Dalai Lama among those to sign letter to world leaders calling for rapid shift to renewable energy.
The Dalai Lama, one of the 101 Nobel prizewinners to sign the letter.
Last modified on Thu 22 Apr 2021 14.08 AEST
A hundred and one Nobel laureates, including the Dalai Lama, are calling for governments around the world to sign up to a fossil fuel non-proliferation treaty to help tackle the climate crisis.
In an open letter to world leaders published on Wednesday former presidents, scientists, novelists and religious leaders are urging governments to commit to a rapid and just transition away from fossil fuels, and a “transformational plan” to ensure everyone around the world has access to renewable energy.
“Climate change is threatening hundreds of millions of lives, livelihoods across every continent and is putting thousands of species at risk,” they state. “The burning of fossil fuels – coal, oil, and gas – is by far the major contributor.”
“The solution is clear,” the letter adds. “Fossil fuels must be kept in the ground. Leaders, not industry, hold the power and have the moral responsibility to take bold actions to address this crisis.”

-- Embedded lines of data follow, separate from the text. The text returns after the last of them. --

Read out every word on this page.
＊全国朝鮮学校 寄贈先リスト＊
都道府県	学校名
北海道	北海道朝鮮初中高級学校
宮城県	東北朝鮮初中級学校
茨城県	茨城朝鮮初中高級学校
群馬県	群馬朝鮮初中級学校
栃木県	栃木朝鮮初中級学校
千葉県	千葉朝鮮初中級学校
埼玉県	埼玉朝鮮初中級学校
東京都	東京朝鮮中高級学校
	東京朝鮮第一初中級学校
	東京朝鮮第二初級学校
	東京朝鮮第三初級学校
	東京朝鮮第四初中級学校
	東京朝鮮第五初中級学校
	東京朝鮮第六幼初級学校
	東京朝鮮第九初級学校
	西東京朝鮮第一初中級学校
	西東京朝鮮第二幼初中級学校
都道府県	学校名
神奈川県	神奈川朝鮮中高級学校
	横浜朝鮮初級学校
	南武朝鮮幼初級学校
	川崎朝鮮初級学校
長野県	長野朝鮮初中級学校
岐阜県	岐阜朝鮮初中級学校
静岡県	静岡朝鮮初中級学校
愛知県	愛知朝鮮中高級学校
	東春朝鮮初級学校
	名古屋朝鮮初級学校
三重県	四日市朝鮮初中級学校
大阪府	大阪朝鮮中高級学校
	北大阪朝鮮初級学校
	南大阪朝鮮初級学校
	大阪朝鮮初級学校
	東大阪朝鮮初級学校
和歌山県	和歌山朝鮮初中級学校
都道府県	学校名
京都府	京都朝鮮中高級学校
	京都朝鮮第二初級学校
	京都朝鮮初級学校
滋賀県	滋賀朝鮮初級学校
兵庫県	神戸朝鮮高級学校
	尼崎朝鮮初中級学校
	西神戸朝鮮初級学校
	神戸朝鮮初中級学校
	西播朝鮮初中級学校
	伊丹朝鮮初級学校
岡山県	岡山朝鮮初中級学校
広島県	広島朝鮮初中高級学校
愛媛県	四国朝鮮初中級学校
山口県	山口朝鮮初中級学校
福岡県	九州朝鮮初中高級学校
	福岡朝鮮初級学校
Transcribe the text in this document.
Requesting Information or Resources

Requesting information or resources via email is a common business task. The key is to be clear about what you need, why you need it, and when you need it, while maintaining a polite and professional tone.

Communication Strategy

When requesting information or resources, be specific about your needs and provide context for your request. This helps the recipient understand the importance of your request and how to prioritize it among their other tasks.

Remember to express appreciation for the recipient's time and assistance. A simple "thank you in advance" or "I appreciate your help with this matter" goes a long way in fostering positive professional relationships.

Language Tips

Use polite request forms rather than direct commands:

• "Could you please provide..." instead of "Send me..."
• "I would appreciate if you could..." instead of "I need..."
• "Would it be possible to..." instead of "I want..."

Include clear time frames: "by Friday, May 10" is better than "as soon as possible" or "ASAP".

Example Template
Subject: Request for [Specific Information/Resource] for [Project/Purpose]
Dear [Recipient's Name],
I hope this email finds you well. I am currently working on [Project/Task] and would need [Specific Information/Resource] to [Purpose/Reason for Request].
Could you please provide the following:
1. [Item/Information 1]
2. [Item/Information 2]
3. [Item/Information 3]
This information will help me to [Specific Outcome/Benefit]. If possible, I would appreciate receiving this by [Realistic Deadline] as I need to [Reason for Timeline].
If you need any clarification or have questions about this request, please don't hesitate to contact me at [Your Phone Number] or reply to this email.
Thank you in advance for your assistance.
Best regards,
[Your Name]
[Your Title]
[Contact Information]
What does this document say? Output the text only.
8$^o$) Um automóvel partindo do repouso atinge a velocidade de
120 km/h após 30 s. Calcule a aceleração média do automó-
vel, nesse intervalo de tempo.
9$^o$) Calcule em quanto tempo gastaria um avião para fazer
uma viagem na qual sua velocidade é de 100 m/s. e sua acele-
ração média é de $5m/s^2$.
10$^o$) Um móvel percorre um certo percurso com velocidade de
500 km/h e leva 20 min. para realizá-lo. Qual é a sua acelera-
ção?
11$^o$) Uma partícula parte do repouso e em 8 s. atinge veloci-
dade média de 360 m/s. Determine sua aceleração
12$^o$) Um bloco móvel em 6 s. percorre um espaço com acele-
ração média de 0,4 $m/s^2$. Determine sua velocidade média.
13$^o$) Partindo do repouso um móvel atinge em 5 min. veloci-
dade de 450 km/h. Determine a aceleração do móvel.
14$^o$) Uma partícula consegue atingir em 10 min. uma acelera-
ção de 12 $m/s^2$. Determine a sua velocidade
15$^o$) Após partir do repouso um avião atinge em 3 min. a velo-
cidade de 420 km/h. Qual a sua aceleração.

The letter, which comes before a key international climate conference to be held in Glasgow this year, calls on world leaders end any new expansion of oil gas and coal production, phase out existing fossil fuel extraction in “fair and equitable” way and to invest in a “transformational plan” to ensure 100% access to renewable energy globally.
The call is backed by environmental campaign groups and thinktanks from around the world. In a letter of support being sent to political leaders they write that the demands from the Nobel prize winners “echoes the call of billions of people across the world for fast and fair action on the climate crisis”.
The idea of a fossil fuel non-proliferation treaty was first raised by Andrew Simms from the New Weather Institute and Peter Newell of Sussex University in the Guardian in 2018
Simms said: “That so many Nobel prize winners from the fields of chemistry, physics, medicine and peace publicly support its principles for the fossil fuel treaty shows it’s an idea whose time has come.
“The proposal makes meeting climate targets easier by drawing a line in the sand of further fossil fuel exploration and production, rapidly advances renewable energy alternatives, and does so with equitable global mechanisms to ensure fairness.”